IGA’s Role in Attack Containment
In an active breach scenario, IGA data is vital for rapid remediation and attack containment. The ability to visualize all access points and privileges associated with a compromised user is critical. A modern Security Operations Center (SOC) leverages the identity context from IGA to disrupt attacker operations.
For instance, if Unit 42 analysts identify a successful privilege escalation, the IGA audit trail can immediately show what entitlements the threat actor gained and how they acquired them.
Integrating IGA with threat detection and response platforms enables automated policy changes. This can include quarantining the identity immediately and revoking all standing and Just-in-Time (JIT) access to contain the breach. The goal is to interrupt the attack lifecycle and quickly prevent further lateral movement.
Identity Governance and Administration (IGA) FAQs
Segregation of Duties (SoD) is a high-level policy principle, while least privilege is a granular technical control enforced by IGA. SoD ensures that no single user can complete a high-risk financial or technical transaction independently (e.g., creating a vendor and paying the vendor). Least privilege ensures that every user, human or machine, has only the minimum permissions necessary to perform their job function, reducing the potential blast radius of a compromised account. IGA enforces both of these concepts simultaneously.
No, IGA does not replace IAM; it extends IAM's strategic value by layering governance, compliance, and auditing capabilities on top of the IAM infrastructure. IAM focuses on the 'how' (authentication and authorization), while IGA focuses on the 'why' (policy, oversight, and validation). They are designed to be integrated components of a unified Identity Security Platform.
The frequency of access certifications depends on the resource's risk level and specific regulatory mandates, but they are typically performed quarterly or semi-annually. High-risk applications, like those handling financial data or PII, often require quarterly reviews. SOX compliance may mandate specific periodic reviews. IGA's automated scheduling and tracking features are essential for managing these varied cadences.
A toxic access combination is a pairing of entitlements that creates an unacceptable security or compliance risk, often violating the principle of Segregation of Duties (SoD). For example, a user with the entitlement to approve a critical system change and to push that change to production is a toxic combination. IGA is designed to detect and proactively prevent the provisioning of such combinations.

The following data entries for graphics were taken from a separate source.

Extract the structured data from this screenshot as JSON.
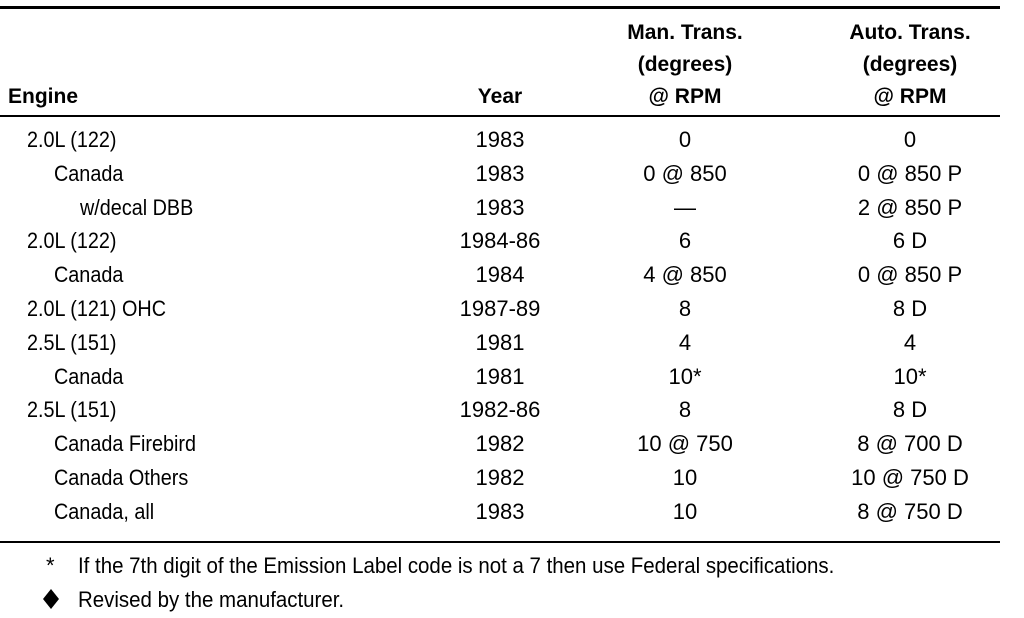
{
  "table": {
    "headers": [
      [
        "Engine"
      ],
      [
        "Year"
      ],
      [
        "Man. Trans.",
        "(degrees)",
        "@ RPM"
      ],
      [
        "Auto. Trans.",
        "(degrees)",
        "@ RPM"
      ]
    ],
    "rows": [
      [
        "2.0L (122)",
        "1983",
        "0",
        "0"
      ],
      [
        "Canada",
        "1983",
        "0 @ 850",
        "0 @ 850 P"
      ],
      [
        "w/decal DBB",
        "1983",
        "—",
        "2 @ 850 P"
      ],
      [
        "2.0L (122)",
        "1984-86",
        "6",
        "6 D"
      ],
      [
        "Canada",
        "1984",
        "4 @ 850",
        "0 @ 850 P"
      ],
      [
        "2.0L (121) OHC",
        "1987-89",
        "8",
        "8 D"
      ],
      [
        "2.5L (151)",
        "1981",
        "4",
        "4"
      ],
      [
        "Canada",
        "1981",
        "10*",
        "10*"
      ],
      [
        "2.5L (151)",
        "1982-86",
        "8",
        "8 D"
      ],
      [
        "Canada Firebird",
        "1982",
        "10 @ 750",
        "8 @ 700 D"
      ],
      [
        "Canada Others",
        "1982",
        "10",
        "10 @ 750 D"
      ],
      [
        "Canada, all",
        "1983",
        "10",
        "8 @ 750 D"
      ]
    ]
  },
  "footnotes": [
    {
      "marker": "*",
      "text": "If the 7th digit of the Emission Label code is not a 7 then use Federal specifications."
    },
    {
      "text": "Revised by the manufacturer."
    }
  ]
}
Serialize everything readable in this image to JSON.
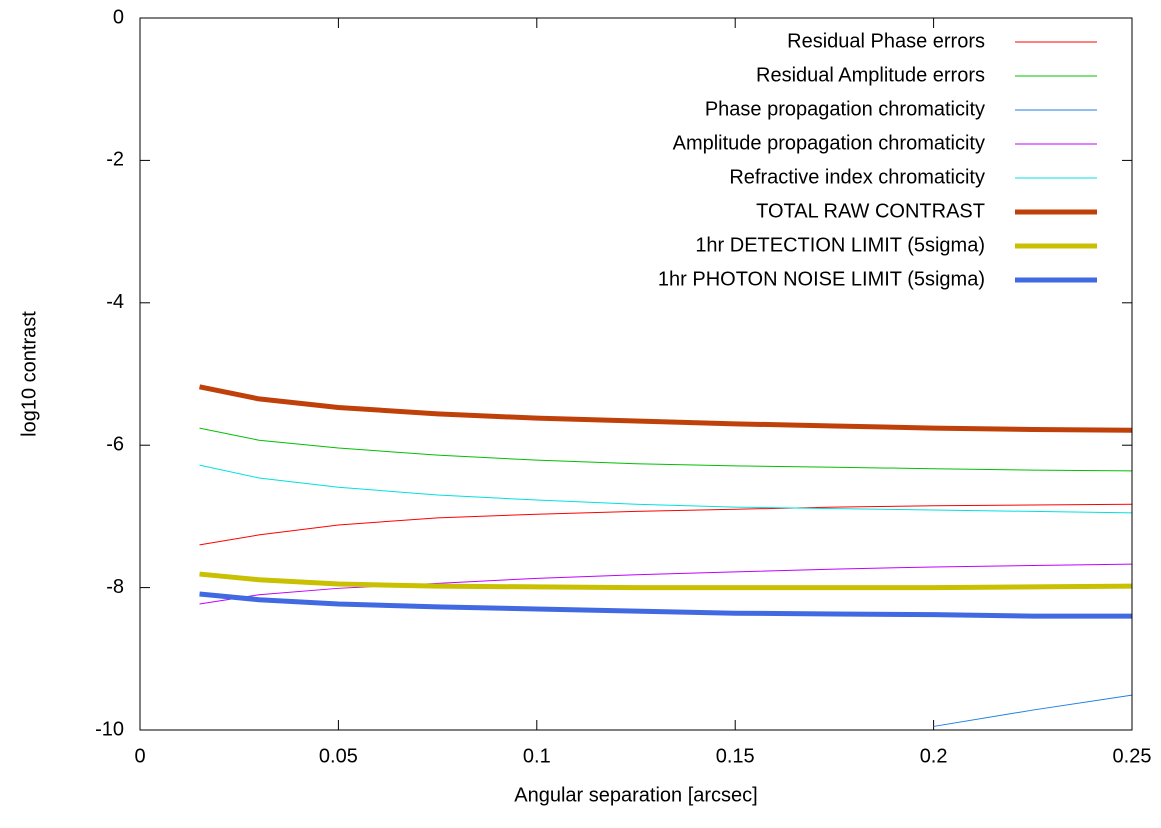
{
  "chart_data": {
    "type": "line",
    "xlabel": "Angular separation [arcsec]",
    "ylabel": "log10 contrast",
    "x": [
      0.015,
      0.03,
      0.05,
      0.075,
      0.1,
      0.125,
      0.15,
      0.175,
      0.2,
      0.225,
      0.25
    ],
    "xlim": [
      0,
      0.25
    ],
    "ylim": [
      -10,
      0
    ],
    "xticks": [
      0,
      0.05,
      0.1,
      0.15,
      0.2,
      0.25
    ],
    "yticks": [
      0,
      -2,
      -4,
      -6,
      -8,
      -10
    ],
    "legend": "upper right",
    "series": [
      {
        "name": "Residual Phase errors",
        "color": "#ff0000",
        "width": 1,
        "values": [
          -7.4,
          -7.26,
          -7.12,
          -7.02,
          -6.97,
          -6.93,
          -6.9,
          -6.87,
          -6.85,
          -6.84,
          -6.83
        ]
      },
      {
        "name": "Residual Amplitude errors",
        "color": "#00c000",
        "width": 1,
        "values": [
          -5.76,
          -5.93,
          -6.04,
          -6.14,
          -6.21,
          -6.26,
          -6.29,
          -6.31,
          -6.33,
          -6.35,
          -6.36
        ]
      },
      {
        "name": "Phase propagation chromaticity",
        "color": "#1e7fe0",
        "width": 1,
        "values": [
          null,
          null,
          null,
          null,
          null,
          null,
          null,
          null,
          -9.95,
          -9.72,
          -9.51
        ]
      },
      {
        "name": "Amplitude propagation chromaticity",
        "color": "#c000ff",
        "width": 1,
        "values": [
          -8.23,
          -8.1,
          -8.01,
          -7.94,
          -7.87,
          -7.82,
          -7.78,
          -7.74,
          -7.71,
          -7.69,
          -7.67
        ]
      },
      {
        "name": "Refractive index chromaticity",
        "color": "#00e0e0",
        "width": 1,
        "values": [
          -6.28,
          -6.46,
          -6.59,
          -6.7,
          -6.77,
          -6.83,
          -6.87,
          -6.89,
          -6.91,
          -6.93,
          -6.95
        ]
      },
      {
        "name": "TOTAL RAW CONTRAST",
        "color": "#c0400a",
        "width": 5,
        "values": [
          -5.18,
          -5.35,
          -5.47,
          -5.56,
          -5.62,
          -5.66,
          -5.7,
          -5.73,
          -5.76,
          -5.78,
          -5.79
        ]
      },
      {
        "name": "1hr DETECTION LIMIT (5sigma)",
        "color": "#c8c000",
        "width": 5,
        "values": [
          -7.81,
          -7.89,
          -7.95,
          -7.98,
          -7.99,
          -8.0,
          -8.0,
          -8.0,
          -8.0,
          -7.99,
          -7.98
        ]
      },
      {
        "name": "1hr PHOTON NOISE LIMIT (5sigma)",
        "color": "#4169e1",
        "width": 5,
        "values": [
          -8.09,
          -8.17,
          -8.23,
          -8.27,
          -8.3,
          -8.33,
          -8.36,
          -8.37,
          -8.38,
          -8.4,
          -8.4
        ]
      }
    ]
  }
}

Modern IGA solutions must extend governance to non-human identities, treating them as full digital identities with defined lifecycles and entitlements. These identities, often managed by a Privileged Access Management (PAM) solution, are critical components of the audit trail. IGA ensures its access is also subject to periodic review and policy enforcement, preventing unauthorized machine-to-machine access.